Vor zwei Wochen meldeten die Gazetten, der wissenschaftliche Mitarbeiter in der Behörde des Bundesbeauftragten für die Unterlagen des Staatssicherheitsdienstes der ehemaligen DDR, Hubertus Knabe, werde demnächst seine Dienststelle verlassen und eine neue Aufgabe als wissenschaftlicher Direktor in der Stiftung Gedenkstätte Hohenschönhausen, dem früheren Zentralgefängnis des Staatssicherheitsdienstes, übernehmen. Damit finden fast zwei Jahre währende Auseinandersetzungen in der sogenannten Gauck-Behörde, in deren Mittelpunkt Knabe stand und die sogar in eine öffentliche Fehde zwischen ihm und seinem Vorgesetzten in den Leserbriefspalten der Frankfurter Allgemeinen mündeten, erst einmal ein Ende. Das eigentliche Problem bleibt uns allerdings erhalten.

Worum geht es?
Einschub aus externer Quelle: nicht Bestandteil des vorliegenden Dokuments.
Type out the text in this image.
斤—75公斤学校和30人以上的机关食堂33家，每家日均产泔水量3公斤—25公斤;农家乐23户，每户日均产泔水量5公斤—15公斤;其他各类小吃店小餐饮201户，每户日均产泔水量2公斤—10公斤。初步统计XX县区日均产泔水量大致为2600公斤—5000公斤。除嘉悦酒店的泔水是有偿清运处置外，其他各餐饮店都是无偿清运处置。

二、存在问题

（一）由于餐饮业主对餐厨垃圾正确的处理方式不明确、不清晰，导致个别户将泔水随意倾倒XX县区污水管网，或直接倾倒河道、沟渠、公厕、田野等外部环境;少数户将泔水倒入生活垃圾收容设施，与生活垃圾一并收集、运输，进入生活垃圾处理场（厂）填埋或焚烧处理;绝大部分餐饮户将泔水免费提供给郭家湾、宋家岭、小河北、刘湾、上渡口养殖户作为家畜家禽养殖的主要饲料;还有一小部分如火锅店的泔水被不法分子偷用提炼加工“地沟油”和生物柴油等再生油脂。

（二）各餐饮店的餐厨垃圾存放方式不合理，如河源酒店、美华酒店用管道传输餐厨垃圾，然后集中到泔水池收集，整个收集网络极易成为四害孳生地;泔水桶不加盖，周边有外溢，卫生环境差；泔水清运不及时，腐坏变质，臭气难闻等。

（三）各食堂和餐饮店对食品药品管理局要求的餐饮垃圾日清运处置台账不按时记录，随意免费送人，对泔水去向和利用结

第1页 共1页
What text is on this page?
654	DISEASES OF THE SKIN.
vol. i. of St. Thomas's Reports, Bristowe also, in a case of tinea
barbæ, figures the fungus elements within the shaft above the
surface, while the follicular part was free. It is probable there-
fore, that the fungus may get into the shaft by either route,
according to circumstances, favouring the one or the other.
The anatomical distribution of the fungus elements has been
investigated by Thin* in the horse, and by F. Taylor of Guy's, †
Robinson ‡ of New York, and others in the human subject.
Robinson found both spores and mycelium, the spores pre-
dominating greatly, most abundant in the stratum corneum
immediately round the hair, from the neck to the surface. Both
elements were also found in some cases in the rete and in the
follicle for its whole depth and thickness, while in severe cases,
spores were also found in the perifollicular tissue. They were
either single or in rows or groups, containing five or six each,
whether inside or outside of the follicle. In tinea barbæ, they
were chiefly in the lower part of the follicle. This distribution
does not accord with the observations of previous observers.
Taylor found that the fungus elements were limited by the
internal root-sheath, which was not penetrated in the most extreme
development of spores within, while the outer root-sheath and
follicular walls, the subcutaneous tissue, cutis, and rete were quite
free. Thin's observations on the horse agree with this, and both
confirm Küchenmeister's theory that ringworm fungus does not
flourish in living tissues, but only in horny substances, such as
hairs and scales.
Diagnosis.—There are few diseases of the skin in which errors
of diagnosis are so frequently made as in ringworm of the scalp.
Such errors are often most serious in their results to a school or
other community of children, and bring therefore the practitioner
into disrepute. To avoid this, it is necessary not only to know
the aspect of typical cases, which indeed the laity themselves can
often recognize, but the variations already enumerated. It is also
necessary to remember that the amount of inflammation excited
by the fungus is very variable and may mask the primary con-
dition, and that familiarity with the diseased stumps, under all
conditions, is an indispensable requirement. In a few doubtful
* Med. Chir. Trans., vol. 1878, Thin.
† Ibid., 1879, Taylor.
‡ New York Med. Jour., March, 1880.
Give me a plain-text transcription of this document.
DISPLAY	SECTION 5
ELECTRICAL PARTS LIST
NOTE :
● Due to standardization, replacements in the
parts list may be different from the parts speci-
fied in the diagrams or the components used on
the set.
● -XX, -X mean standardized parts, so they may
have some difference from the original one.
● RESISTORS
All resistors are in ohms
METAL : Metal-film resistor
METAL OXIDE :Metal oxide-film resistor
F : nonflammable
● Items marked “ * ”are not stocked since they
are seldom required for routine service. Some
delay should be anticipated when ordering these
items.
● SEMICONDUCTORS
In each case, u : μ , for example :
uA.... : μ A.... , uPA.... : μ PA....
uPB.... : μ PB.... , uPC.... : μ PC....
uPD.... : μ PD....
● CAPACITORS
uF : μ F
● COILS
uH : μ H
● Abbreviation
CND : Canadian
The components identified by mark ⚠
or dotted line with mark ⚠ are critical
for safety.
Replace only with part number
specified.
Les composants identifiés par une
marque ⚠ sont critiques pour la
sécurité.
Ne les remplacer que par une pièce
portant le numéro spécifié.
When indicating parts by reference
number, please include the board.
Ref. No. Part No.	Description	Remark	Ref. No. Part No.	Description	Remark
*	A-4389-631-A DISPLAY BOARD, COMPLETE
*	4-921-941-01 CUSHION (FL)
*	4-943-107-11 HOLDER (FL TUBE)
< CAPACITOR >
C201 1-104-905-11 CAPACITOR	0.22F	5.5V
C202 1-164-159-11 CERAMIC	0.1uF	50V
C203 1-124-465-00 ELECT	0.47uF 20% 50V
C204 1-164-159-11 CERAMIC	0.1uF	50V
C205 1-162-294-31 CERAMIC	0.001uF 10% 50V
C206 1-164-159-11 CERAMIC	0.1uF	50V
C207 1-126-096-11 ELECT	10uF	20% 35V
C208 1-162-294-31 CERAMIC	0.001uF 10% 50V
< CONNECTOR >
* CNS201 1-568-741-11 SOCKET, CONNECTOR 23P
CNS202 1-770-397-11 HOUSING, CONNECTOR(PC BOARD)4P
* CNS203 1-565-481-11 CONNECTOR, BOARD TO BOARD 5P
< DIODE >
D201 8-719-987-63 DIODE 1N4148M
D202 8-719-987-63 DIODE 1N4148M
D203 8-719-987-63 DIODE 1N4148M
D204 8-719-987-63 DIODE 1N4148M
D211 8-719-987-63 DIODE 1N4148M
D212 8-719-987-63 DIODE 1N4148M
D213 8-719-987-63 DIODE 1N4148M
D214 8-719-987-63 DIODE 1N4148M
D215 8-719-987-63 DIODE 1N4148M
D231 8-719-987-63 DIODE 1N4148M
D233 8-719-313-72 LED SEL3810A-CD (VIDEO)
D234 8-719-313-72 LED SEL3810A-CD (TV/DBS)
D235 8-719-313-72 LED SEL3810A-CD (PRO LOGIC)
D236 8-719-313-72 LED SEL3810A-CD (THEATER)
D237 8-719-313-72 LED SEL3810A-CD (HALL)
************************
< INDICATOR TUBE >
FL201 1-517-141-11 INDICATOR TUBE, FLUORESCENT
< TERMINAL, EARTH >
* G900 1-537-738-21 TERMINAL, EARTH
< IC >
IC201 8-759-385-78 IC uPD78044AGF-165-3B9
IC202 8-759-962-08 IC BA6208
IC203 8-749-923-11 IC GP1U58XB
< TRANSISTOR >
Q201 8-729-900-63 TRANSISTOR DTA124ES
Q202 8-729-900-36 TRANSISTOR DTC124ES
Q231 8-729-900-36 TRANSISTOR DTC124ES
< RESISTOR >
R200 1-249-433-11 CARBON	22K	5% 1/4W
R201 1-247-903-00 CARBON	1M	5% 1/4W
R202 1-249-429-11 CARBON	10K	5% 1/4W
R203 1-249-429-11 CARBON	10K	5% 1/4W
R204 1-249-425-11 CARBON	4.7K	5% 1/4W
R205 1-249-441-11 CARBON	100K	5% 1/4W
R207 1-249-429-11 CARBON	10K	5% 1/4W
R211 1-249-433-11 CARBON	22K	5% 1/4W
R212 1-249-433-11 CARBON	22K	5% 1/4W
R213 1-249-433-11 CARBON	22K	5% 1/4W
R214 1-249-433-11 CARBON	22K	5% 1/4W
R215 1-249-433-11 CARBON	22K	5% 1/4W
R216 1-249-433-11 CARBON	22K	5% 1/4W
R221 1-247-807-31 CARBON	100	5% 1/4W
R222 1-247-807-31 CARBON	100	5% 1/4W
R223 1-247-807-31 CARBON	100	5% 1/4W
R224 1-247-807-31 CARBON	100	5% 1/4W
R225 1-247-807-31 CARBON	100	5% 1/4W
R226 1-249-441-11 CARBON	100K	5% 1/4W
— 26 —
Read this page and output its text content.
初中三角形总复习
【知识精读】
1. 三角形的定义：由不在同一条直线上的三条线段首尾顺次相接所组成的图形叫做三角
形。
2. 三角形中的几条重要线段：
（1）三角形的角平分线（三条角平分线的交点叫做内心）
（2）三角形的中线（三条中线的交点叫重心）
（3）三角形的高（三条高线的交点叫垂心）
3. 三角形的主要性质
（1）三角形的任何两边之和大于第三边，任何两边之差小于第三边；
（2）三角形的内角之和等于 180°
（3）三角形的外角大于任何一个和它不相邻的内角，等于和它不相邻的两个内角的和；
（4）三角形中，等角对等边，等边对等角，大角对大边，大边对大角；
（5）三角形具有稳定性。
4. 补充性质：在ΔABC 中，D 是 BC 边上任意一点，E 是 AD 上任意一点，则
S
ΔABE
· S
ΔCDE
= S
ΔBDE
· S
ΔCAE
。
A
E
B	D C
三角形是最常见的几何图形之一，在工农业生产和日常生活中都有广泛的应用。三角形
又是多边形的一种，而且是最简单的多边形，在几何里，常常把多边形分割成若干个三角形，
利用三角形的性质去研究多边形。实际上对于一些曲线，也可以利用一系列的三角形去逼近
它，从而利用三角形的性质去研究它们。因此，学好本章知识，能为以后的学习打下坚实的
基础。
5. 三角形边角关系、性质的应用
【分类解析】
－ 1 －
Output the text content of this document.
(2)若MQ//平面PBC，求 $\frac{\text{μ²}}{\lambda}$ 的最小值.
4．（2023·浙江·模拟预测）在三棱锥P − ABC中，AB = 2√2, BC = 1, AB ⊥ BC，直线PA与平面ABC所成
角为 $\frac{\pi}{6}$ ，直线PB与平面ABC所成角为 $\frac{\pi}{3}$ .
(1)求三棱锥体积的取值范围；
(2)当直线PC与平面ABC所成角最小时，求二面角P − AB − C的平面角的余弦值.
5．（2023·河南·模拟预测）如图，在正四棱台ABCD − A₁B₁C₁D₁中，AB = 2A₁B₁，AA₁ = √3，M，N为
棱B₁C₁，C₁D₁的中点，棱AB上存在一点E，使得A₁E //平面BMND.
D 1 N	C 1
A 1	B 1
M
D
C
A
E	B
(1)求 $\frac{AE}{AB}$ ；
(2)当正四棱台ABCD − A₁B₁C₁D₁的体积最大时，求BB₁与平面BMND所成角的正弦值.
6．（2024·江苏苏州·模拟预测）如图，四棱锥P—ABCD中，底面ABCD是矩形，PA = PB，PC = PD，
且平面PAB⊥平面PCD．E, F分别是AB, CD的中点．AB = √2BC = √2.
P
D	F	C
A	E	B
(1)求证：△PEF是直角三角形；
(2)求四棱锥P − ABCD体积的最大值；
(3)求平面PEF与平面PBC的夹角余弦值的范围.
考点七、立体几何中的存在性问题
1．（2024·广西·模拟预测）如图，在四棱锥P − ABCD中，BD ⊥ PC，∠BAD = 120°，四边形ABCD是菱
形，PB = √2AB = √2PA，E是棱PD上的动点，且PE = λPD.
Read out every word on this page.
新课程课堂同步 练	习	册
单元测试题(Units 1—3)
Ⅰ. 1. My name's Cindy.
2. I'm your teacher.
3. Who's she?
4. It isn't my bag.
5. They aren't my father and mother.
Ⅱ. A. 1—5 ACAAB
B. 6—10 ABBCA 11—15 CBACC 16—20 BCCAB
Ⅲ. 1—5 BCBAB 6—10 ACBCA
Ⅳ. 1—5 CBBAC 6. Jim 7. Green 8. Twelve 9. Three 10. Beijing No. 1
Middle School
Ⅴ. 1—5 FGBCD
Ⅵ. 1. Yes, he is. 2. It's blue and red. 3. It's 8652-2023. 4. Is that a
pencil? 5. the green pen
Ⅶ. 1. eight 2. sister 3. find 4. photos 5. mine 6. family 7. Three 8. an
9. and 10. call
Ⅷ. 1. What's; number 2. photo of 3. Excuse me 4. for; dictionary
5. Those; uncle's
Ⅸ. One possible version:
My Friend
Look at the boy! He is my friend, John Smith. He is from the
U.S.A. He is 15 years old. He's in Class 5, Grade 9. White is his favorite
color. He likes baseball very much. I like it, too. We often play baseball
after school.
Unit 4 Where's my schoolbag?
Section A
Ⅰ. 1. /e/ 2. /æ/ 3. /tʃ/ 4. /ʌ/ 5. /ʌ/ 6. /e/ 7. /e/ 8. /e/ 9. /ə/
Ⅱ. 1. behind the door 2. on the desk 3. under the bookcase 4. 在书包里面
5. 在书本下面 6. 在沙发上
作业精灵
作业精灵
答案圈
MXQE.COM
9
Die Diskussion um die Rolle der Staatssicherheit in der DDR wies von Anfang an eine eigenartige Schieflage auf. Einerseits wurde behauptet, das Ministerium für Staatssicherheit (MfS) sei so etwas wie ein Staat im Staate DDR gewesen und habe sich der politischen Kontrolle durch die SED weitgehend entzogen. Diese Behauptung wirkte zwar entlastend für die führenden Genossen der Partei, entsprach aber nicht dem Selbstverständnis der Mitarbeiter des MfS, die sich immer als Schild und Schwert der Partei, also als deren Instrument im Klassenkampf, verstanden. Andererseits konzentrierte sich die öffentliche Diskussion um die "Krake" Staatssicherheit lange Zeit auf den Repressionsapparat in der DDR selbst. Daß insbesondere die Hauptabteilung Aufklärung (HVA), aber nicht nur diese, auch intensiv den Westen Deutschlands, das "Operationsgebiet", bearbeitete, war zwar bekannt, trat aber lange Zeit sehr in den Hintergrund.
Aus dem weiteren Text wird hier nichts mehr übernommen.